District Court Ok’s Florida Keys Gay Marriage
Two Key West bartenders, who last week won permission from a Monroe circuit judge to marry despite Florida's constitutional gay-marriage ban, at noon Wednesday asked an appeals court to let them wed immediately.
Four hours later, the court said “denied.”
Attorneys for Aaron Huntsman and William Lee Jones filed a motion with Florida's Third District Court of Appeal to lift an automatic stay that kicked in when they won their circuit court victory on July 17, defeating Florida Attorney General Pam Bondi. The appeals court acknowledged receiving the case on Wednesday afternoon.
“We certainly believe this stay should be lifted,” said Bernadette Restivo, who represents Huntsman and Jones with law partner Elena Vigil-Fariñas. “Every day this same-sex marriage ban is in place, our clients and other couples like them throughout the state of Florida are irrevocably harmed and discriminated against by this unconstitutional ban.”
“We will not let the opposition dictate the pace of this case,” Restivo added.
This was the men’s second attempt at lifting the stay.
On Monday, Monroe County Chief Circuit Judge Luis Garcia, who last week ruled in the men's favor and declared Florida's 2008 gay marriage ban unconstitutional, denied their first request.
In both the motion filed Monday to Garcia and the second Wednesday to the appeals court, Restivo wrote: “The Plaintiffs and other same-sex couples who wish to marry are suffering serious, irreparable harms every day [Florida’s Marriage Protection Act] remains in effect."
“Based on decisions of the United States Supreme Court and other courts to stay proceedings in similar challenges, this court DENIES the Emergency Motion,” Garcia wrote Monday afternoon. “The automatic stay, currently in place, shall remain in place until completion of appellate proceedings or until further order of this Court.”
After Garcia's July 17 ruling, Bondi swiftly announced she would appeal to the Third District Court of Appeal. Her office also issued a statement saying that “with many similar cases pending throughout the entire country, finality on this constitutional issue must come from the U.S. Supreme Court.”
By filing a notice of appeal, Bondi triggered the automatic stay in the case, meaning that Garcia’s ruling is put on hold. If Garcia had lifted the stay, Bondi would have needed to ask the appeals court to reinstate it.
Garcia’s original decision that the men should be allowed to marry applies only to Monroe County, because it was filed in front of a state judge who has jurisdiction only in the county where he sits. Miami-Dade County Circuit Judge Sarah Zabel has yet to rule in a similar case.
Huntsman and Jones, who met at a gay pride celebration and have been a couple for 11 years, sued Monroe County Clerk Amy Heavilin in April for a marriage license, saying Florida’s ban violates the U.S. Constitution’s equal protection clause.
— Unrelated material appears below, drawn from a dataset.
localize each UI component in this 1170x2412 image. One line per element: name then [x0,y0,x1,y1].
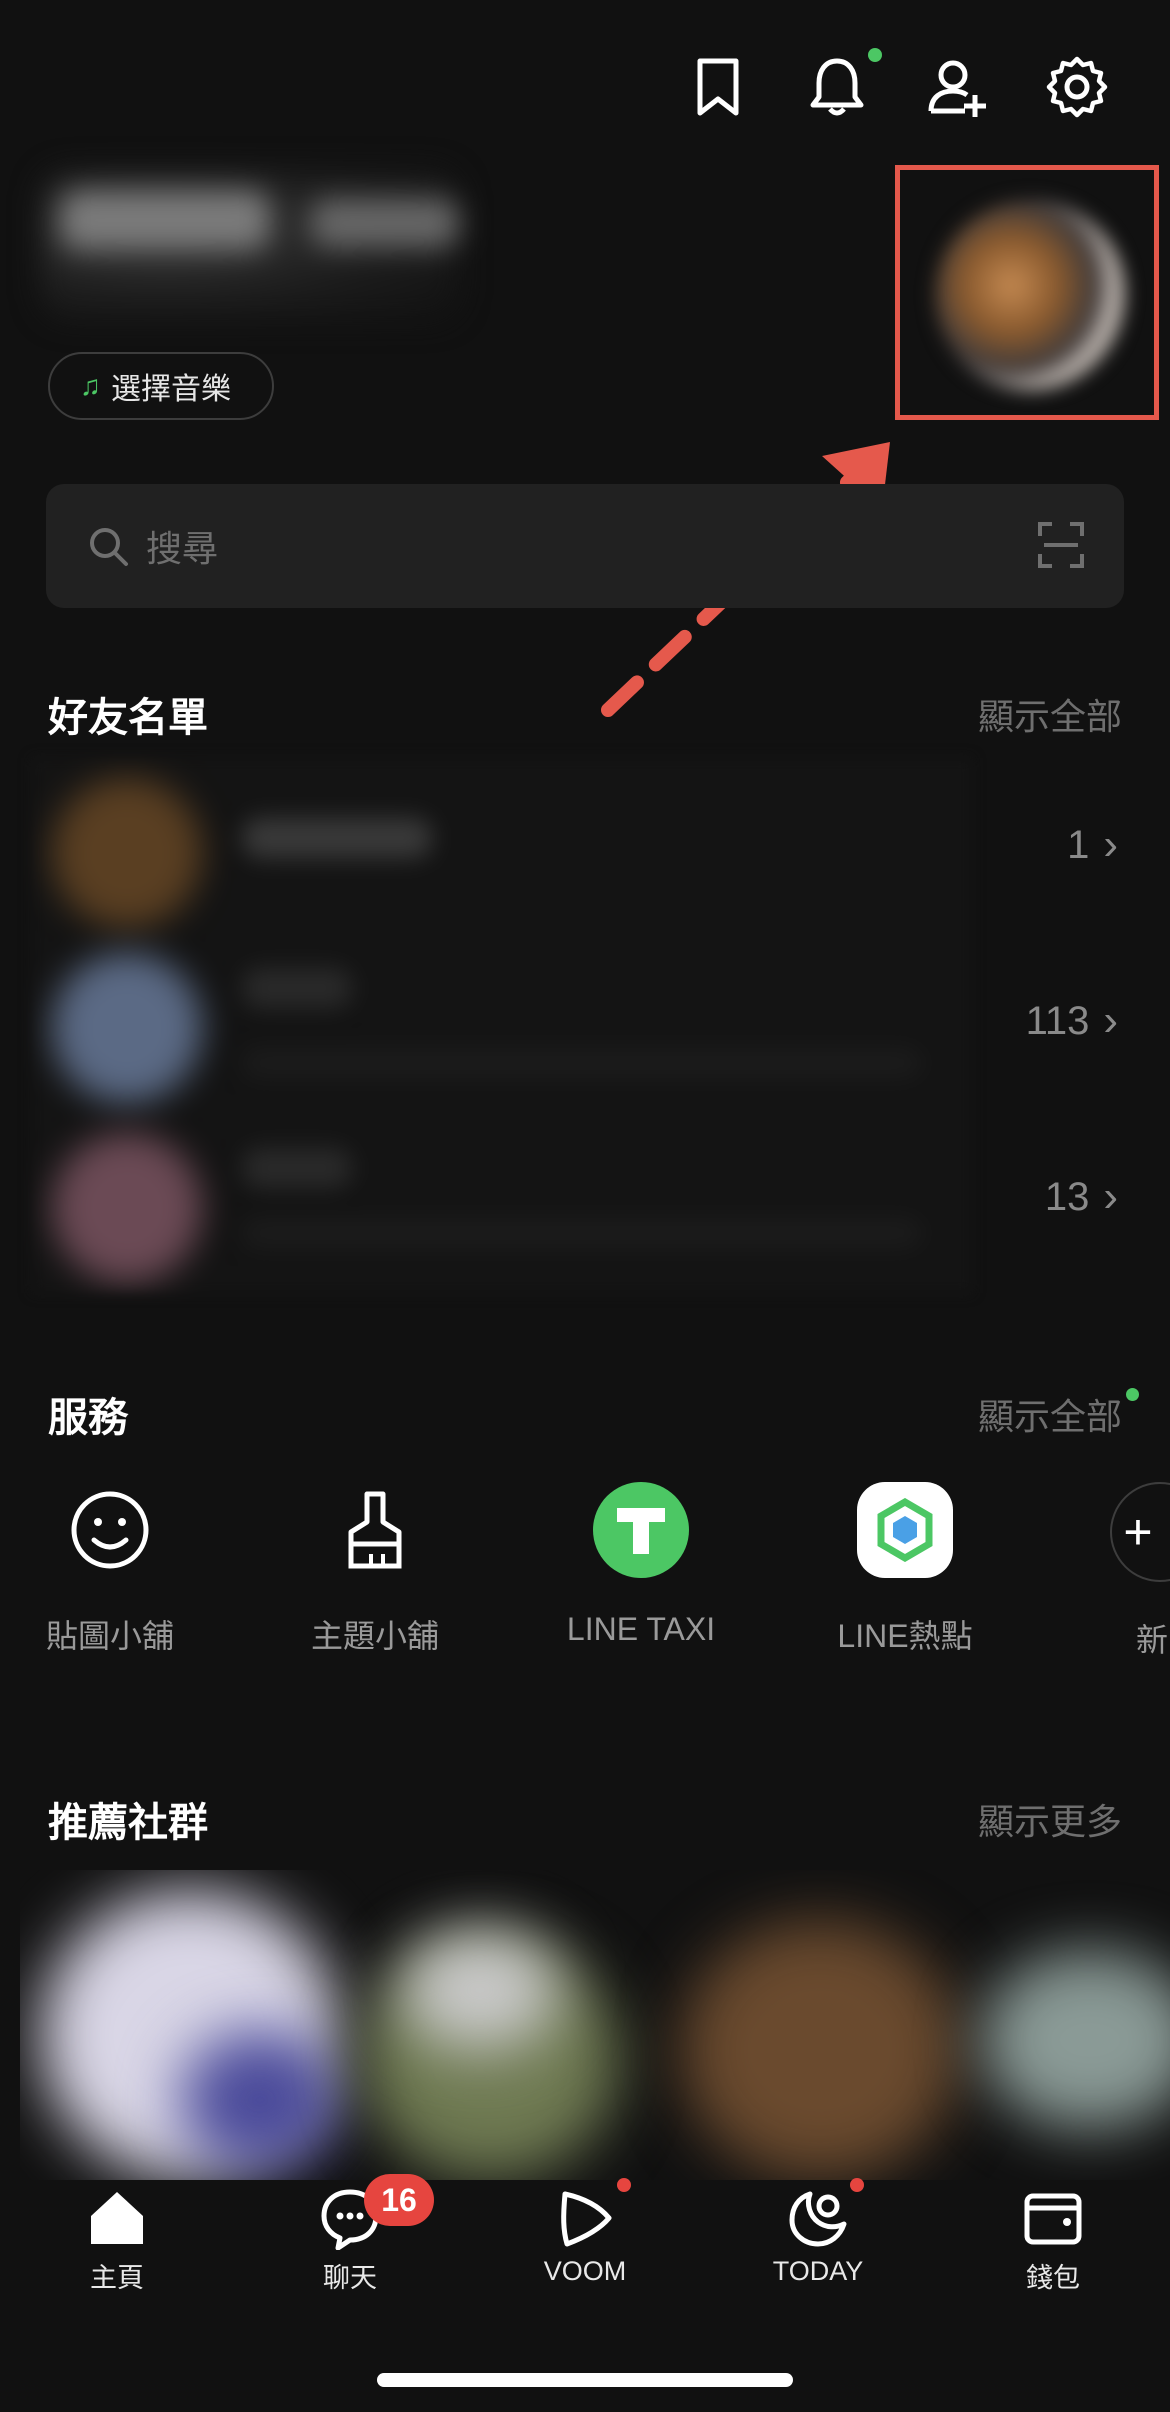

The Monroe case mirrors the suit in Miami-Dade, in which six same-sex couples and LGBT advocacy group Equality Florida Institute sued County Clerk Harvey Ruvin for the right to marry. In both cases, Florida Assistant Attorney General Adam Tanenbaum argued that the judges should not dismiss Florida’s constitutional gay marriage ban, which passed in 2008 with the support of 62 percent of voters. The state, citing a 1972 U.S. Supreme Court ruling, contended that the definition of marriage belongs exclusively to the state and is exempt from federal scrutiny.
Nineteen states and Washington, D.C., have legalized same-sex marriages. Since a U.S. Supreme Court ruling last year that ordered the federal government to recognize those marriages, more than 20 cases have been won by gay-marriage advocates across America.